Рикошет сна - страница 8
Тильда, как всегда, тактична и предусмотрительна. Тот же самый вопрос можно было сформулировать по-другому: «В какой момент тот объект, с которым мы будем заниматься, перестанет быть идентичным самому себе? Насколько радикальными будут перемены, когда объект выйдет из-под контроля?».
Взгляд Эммы режет, как вороненая сталь. Она хлопает себя по грязной майке, потом сует руки в карманы штанов и — не балует нас деликатностью:
— Черт его знает.
Грабабайт подходит к делу ответственнее всех: жмурится, морщит переносицу, шерстка на затылке хорохорится и затвердевает.
Тильда и Эмма осматривают тело мальчика с внимательностью хирургов. Ветер посапывает в ветвях окружившего дом сада.
Тильда подбрасывает по направлению к Эмме компактный комок воздуха. За доли секунды он тяжелеет и наливается темнотой. То, что ловит в ладони Эмма — уже не воздух, а сконцентрированная субстанция, которая не то жжет, не то холодит ее ладони… Эмма не в состоянии удержать в пальцах этот комок. Она отбрасывает его обратно — и над солнечным сплетением мальчика материализуется голубь.
Он выплавляется из воздуха перышко за перышком и коротко подергивает головой. Поверх светло-серой раскраски на него налеплена броня темных коротких перышек. А оба крыла заканчиваются снежно-белыми перьями-лезвиями, идеально симметричными и настолько остро заточенными, что о них даже взглядом боишься порезаться.
— Птичка, — констатирует Грабабайт, не открывая глаз.
Я чувствую себя зажатой в капкане, обхватывающем все тело. Челюсти смыкаются на локтях, на коленях, на шее, на щиколотках, на лбу — но мне не больно, а всего лишь неповоротливо.
Мальчик пытается отреагировать. Он похож на тесто, которое начинает подниматься. Или на сыр, который вскипает в духовке мелкими пузырьками. Он не открывает глаз — но он отвечает нам.
Обстановка дома по периферии зрения покрывается пеплом и сумраком. Превращается в абстрактное обозначение самой себя. Истаивает.
Я выхожу на Эту Сторону там же, где обычно — в своей постели, в Ритрите. Грабабайт похрапывает рядом, уткнувшись лбом в мой локоть.
Домики сотрудников Ритрита устроены по одинаковой планировке: четыре спальни, каждая из которых смотрит на свою сторону света. В центре дома — кухня. В одном из домов, видных из окна моей спальни, никогда не горел свет.
Сейчас горит. Там на кровати под капельницей лежит безымянный мальчик, который почти умер на Большой Земле. А теперь — оживает. Дышит. Скоро откроет глаза.
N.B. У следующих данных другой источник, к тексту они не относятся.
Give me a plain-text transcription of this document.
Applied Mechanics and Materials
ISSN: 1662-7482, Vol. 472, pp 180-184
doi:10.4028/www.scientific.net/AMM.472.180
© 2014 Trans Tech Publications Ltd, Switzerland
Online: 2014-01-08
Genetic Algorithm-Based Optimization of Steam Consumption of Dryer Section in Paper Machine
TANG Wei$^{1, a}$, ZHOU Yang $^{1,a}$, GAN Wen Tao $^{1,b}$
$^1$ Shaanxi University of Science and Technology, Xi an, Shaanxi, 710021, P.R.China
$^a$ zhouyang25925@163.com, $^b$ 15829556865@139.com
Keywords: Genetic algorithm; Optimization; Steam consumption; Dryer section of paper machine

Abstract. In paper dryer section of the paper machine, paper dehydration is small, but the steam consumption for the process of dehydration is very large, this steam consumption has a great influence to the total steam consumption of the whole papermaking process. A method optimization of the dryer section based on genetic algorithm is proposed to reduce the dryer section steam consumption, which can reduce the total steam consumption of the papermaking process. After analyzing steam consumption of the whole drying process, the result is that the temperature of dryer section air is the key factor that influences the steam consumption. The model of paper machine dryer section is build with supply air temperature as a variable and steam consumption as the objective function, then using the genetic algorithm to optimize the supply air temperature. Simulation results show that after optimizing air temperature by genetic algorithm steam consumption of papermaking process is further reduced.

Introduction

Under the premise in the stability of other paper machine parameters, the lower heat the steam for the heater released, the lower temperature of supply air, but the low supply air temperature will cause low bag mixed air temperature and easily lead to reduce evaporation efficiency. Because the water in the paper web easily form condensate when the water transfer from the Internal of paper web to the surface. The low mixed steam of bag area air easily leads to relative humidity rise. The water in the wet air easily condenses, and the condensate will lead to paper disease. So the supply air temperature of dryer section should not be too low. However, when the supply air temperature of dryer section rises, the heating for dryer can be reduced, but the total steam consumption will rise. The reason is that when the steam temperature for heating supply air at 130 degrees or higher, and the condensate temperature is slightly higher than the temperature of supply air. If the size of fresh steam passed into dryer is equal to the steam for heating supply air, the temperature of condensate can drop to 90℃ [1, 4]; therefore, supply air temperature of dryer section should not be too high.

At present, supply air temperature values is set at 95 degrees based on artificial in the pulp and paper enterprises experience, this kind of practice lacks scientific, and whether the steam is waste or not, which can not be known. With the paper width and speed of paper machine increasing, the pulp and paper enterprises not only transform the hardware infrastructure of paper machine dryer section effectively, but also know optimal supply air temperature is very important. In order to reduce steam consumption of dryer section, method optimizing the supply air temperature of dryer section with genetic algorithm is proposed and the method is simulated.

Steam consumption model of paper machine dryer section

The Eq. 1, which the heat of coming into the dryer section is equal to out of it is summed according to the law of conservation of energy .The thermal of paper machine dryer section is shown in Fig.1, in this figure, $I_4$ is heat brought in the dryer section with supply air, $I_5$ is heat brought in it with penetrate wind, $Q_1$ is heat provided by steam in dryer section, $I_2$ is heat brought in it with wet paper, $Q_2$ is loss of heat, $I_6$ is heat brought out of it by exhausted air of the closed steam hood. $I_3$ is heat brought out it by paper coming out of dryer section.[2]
Глава 3. Спасательный лже-корабль
Он тоньше льдинки или бабочкиного крыла. Он похож на музыкальный инструмент. Он лежит на простыне кремового оттенка, по которой рассыпались бестолковые синие мотыльки — где нарисованные, где вышитые.
— Уже совсем скоро, — шепчет Тильда, накручивая на палец свой огненный локон. — Мыслительная активность повышается. Поднимается, как прибой.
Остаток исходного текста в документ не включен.